At DWS Group, an investment firm, six full-time municipal credit analysts are working closely with portfolio managers and traders there, attending two team calls a day to discuss trades and sector trends. “They’re busy,” said Ashton Goodfield, who leads the municipal department.

Wall Street Risk Analysts Rise in the Muni Bond Market

The municipal market, used by some 50,000 issuers, has gone through a period of unprecedented volatility. In March, investors pulled record amounts out of mutual funds, triggering a steep rout and moves by the Federal Reserve to stabilize the market. Since then, prices have essentially recovered, raising the possibility that the financial impacts of the slowdown have been too deeply discounted.

At Franklin Templeton, the firm’s new head of municipal debt investing, Ben Barber, is also focusing on risk analysis. The firm has more than a dozen credit analysts that have dedicated sector focuses like student housing and tobacco-settlement backed bonds. Tom Walsh leads the company’s municipal credit research effort.
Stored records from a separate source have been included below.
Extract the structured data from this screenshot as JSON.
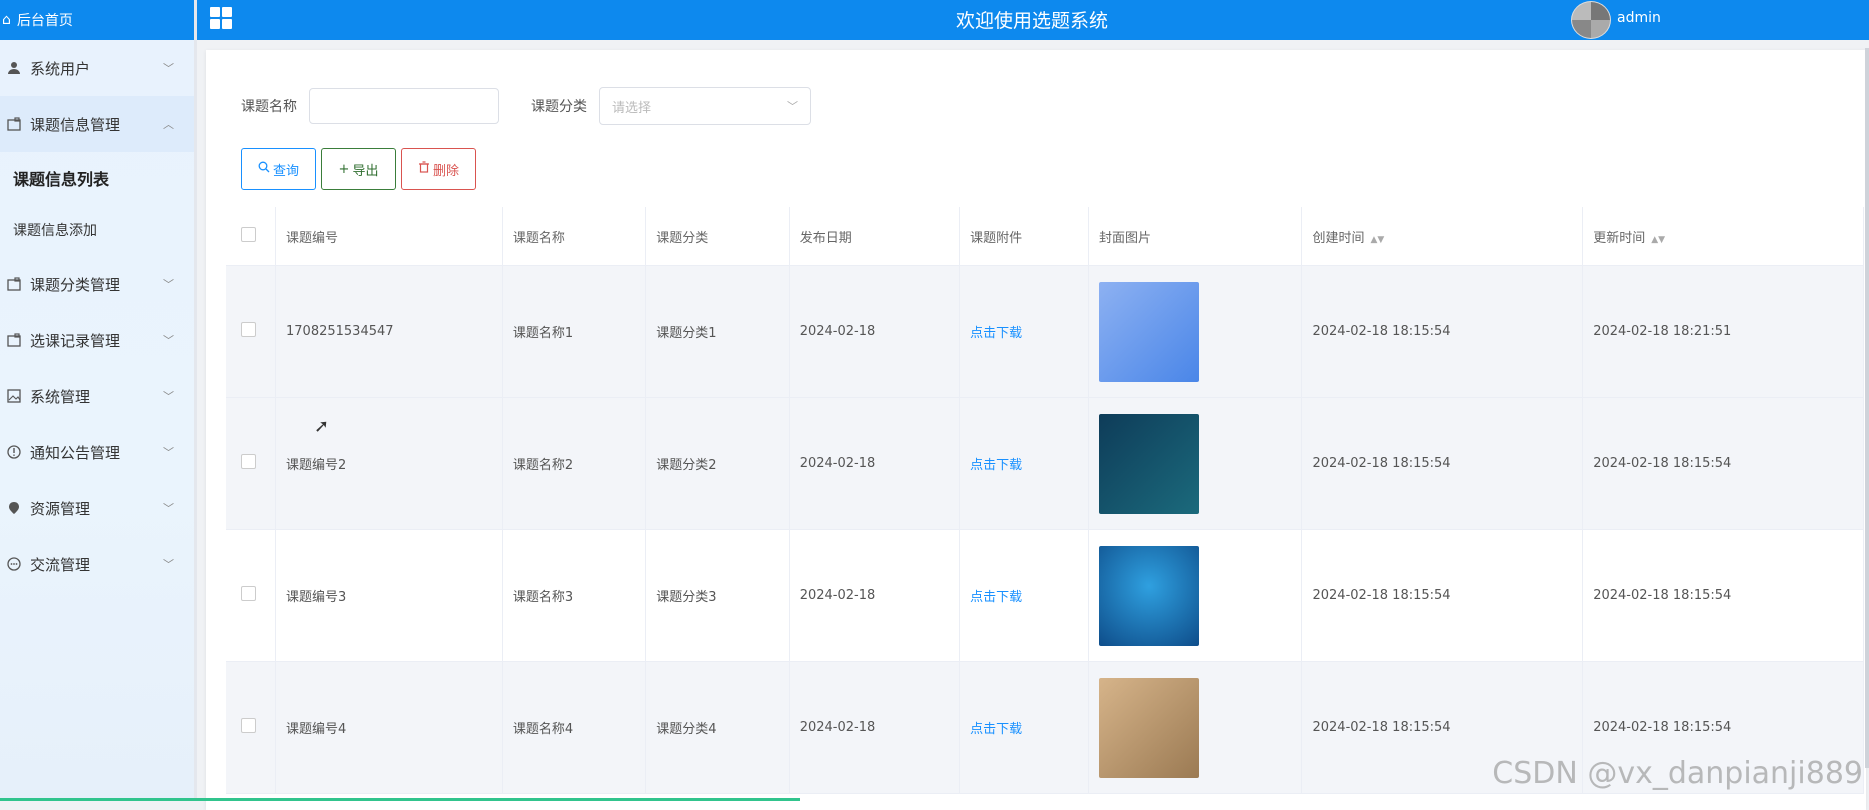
{
  "sidebar": {
    "home_label": "后台首页",
    "items": [
      {
        "label": "系统用户",
        "icon": "user-icon",
        "open": false
      },
      {
        "label": "课题信息管理",
        "icon": "folder-icon",
        "open": true,
        "children": [
          {
            "label": "课题信息列表",
            "active": true
          },
          {
            "label": "课题信息添加",
            "active": false
          }
        ]
      },
      {
        "label": "课题分类管理",
        "icon": "folder-icon",
        "open": false
      },
      {
        "label": "选课记录管理",
        "icon": "folder-icon",
        "open": false
      },
      {
        "label": "系统管理",
        "icon": "image-icon",
        "open": false
      },
      {
        "label": "通知公告管理",
        "icon": "info-icon",
        "open": false
      },
      {
        "label": "资源管理",
        "icon": "pin-icon",
        "open": false
      },
      {
        "label": "交流管理",
        "icon": "chat-icon",
        "open": false
      }
    ]
  },
  "header": {
    "title": "欢迎使用选题系统",
    "username": "admin"
  },
  "search": {
    "name_label": "课题名称",
    "name_value": "",
    "category_label": "课题分类",
    "category_placeholder": "请选择"
  },
  "buttons": {
    "query": "查询",
    "export": "导出",
    "delete": "删除"
  },
  "table": {
    "columns": [
      "课题编号",
      "课题名称",
      "课题分类",
      "发布日期",
      "课题附件",
      "封面图片",
      "创建时间",
      "更新时间"
    ],
    "rows": [
      {
        "code": "1708251534547",
        "name": "课题名称1",
        "category": "课题分类1",
        "date": "2024-02-18",
        "attachment": "点击下载",
        "created": "2024-02-18 18:15:54",
        "updated": "2024-02-18 18:21:51"
      },
      {
        "code": "课题编号2",
        "name": "课题名称2",
        "category": "课题分类2",
        "date": "2024-02-18",
        "attachment": "点击下载",
        "created": "2024-02-18 18:15:54",
        "updated": "2024-02-18 18:15:54"
      },
      {
        "code": "课题编号3",
        "name": "课题名称3",
        "category": "课题分类3",
        "date": "2024-02-18",
        "attachment": "点击下载",
        "created": "2024-02-18 18:15:54",
        "updated": "2024-02-18 18:15:54"
      },
      {
        "code": "课题编号4",
        "name": "课题名称4",
        "category": "课题分类4",
        "date": "2024-02-18",
        "attachment": "点击下载",
        "created": "2024-02-18 18:15:54",
        "updated": "2024-02-18 18:15:54"
      }
    ]
  },
  "watermark": "CSDN @vx_danpianji889",
  "colors": {
    "primary": "#0d89ee",
    "link": "#1890ff",
    "danger": "#d9534f",
    "export": "#2f6e2f"
  }
}
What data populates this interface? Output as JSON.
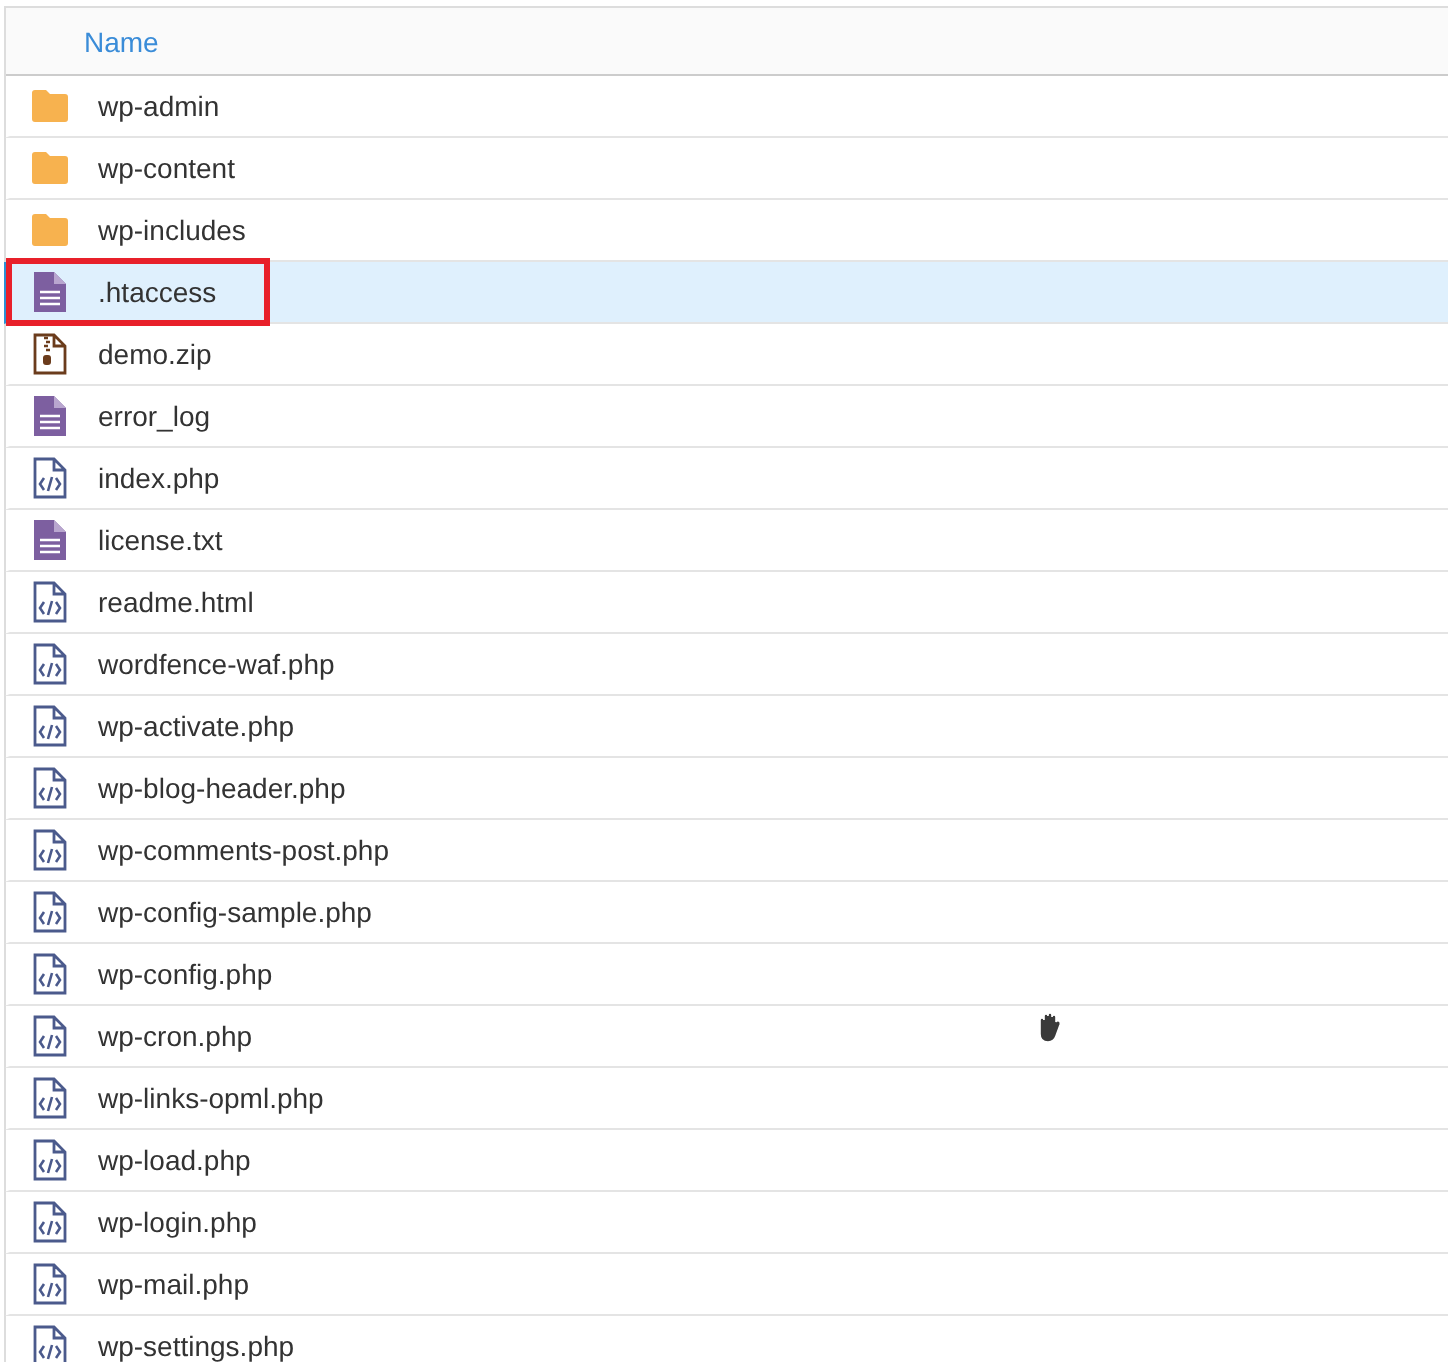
{
  "table": {
    "columns": [
      "Name"
    ],
    "rows": [
      {
        "kind": "folder",
        "name": "wp-admin",
        "selected": false,
        "outlined": false
      },
      {
        "kind": "folder",
        "name": "wp-content",
        "selected": false,
        "outlined": false
      },
      {
        "kind": "folder",
        "name": "wp-includes",
        "selected": false,
        "outlined": false
      },
      {
        "kind": "text",
        "name": ".htaccess",
        "selected": true,
        "outlined": true
      },
      {
        "kind": "zip",
        "name": "demo.zip",
        "selected": false,
        "outlined": false
      },
      {
        "kind": "text",
        "name": "error_log",
        "selected": false,
        "outlined": false
      },
      {
        "kind": "code",
        "name": "index.php",
        "selected": false,
        "outlined": false
      },
      {
        "kind": "text",
        "name": "license.txt",
        "selected": false,
        "outlined": false
      },
      {
        "kind": "code",
        "name": "readme.html",
        "selected": false,
        "outlined": false
      },
      {
        "kind": "code",
        "name": "wordfence-waf.php",
        "selected": false,
        "outlined": false
      },
      {
        "kind": "code",
        "name": "wp-activate.php",
        "selected": false,
        "outlined": false
      },
      {
        "kind": "code",
        "name": "wp-blog-header.php",
        "selected": false,
        "outlined": false
      },
      {
        "kind": "code",
        "name": "wp-comments-post.php",
        "selected": false,
        "outlined": false
      },
      {
        "kind": "code",
        "name": "wp-config-sample.php",
        "selected": false,
        "outlined": false
      },
      {
        "kind": "code",
        "name": "wp-config.php",
        "selected": false,
        "outlined": false
      },
      {
        "kind": "code",
        "name": "wp-cron.php",
        "selected": false,
        "outlined": false
      },
      {
        "kind": "code",
        "name": "wp-links-opml.php",
        "selected": false,
        "outlined": false
      },
      {
        "kind": "code",
        "name": "wp-load.php",
        "selected": false,
        "outlined": false
      },
      {
        "kind": "code",
        "name": "wp-login.php",
        "selected": false,
        "outlined": false
      },
      {
        "kind": "code",
        "name": "wp-mail.php",
        "selected": false,
        "outlined": false
      },
      {
        "kind": "code",
        "name": "wp-settings.php",
        "selected": false,
        "outlined": false
      }
    ]
  }
}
Credit research is “very near and dear to my heart,” Barber said.

Barber started his career as an analyst covering the classic segment of the muni market, states and local governments. He said he still views municipalities positively despite their shutdown-related budget deficits, given that they have tools at their disposal like raising taxes.

The DWS research team has been looking for bonds at risk as well as those that are showing strength, Goodfield said. That way, she said, “if we want to sell something we think is showing weakness, we know where to go with that money, we know what to replace it with.”

Defaults have remained relatively rare compared with other markets, though they’ve started to rise. In a note to clients last week, Municipal Market Analytics said at least 29 borrowers became impaired in May, which includes defaults and steps like tapping reserves to avoid them. That’s the most since December 2014, according to MMA.

Goodfield said that it’s hard to generalize both positively or negatively about the plethora of industries that tap the muni market. For the most part, though, the firm is cautious on high-yield deals that were sold for ventures that seek to make novel products from waste. One such deal for a California project to turn rice waste into fiberboard skipped bond payments in June.

Issuers have been uploading so-called continuing disclosures online that give details to investors on how their business is faring. The volume of those rose nearly 13% in the week ended June 7, according to the Municipal Securities Rulemaking Board.

The increase of information is welcome in a market where issuers are notoriously slow to post financial updates.

Yet some of the filings are more detailed than others. Take Foley, Alabama, which included a big caveat for bond analysts: “This information is subject to change without notice.”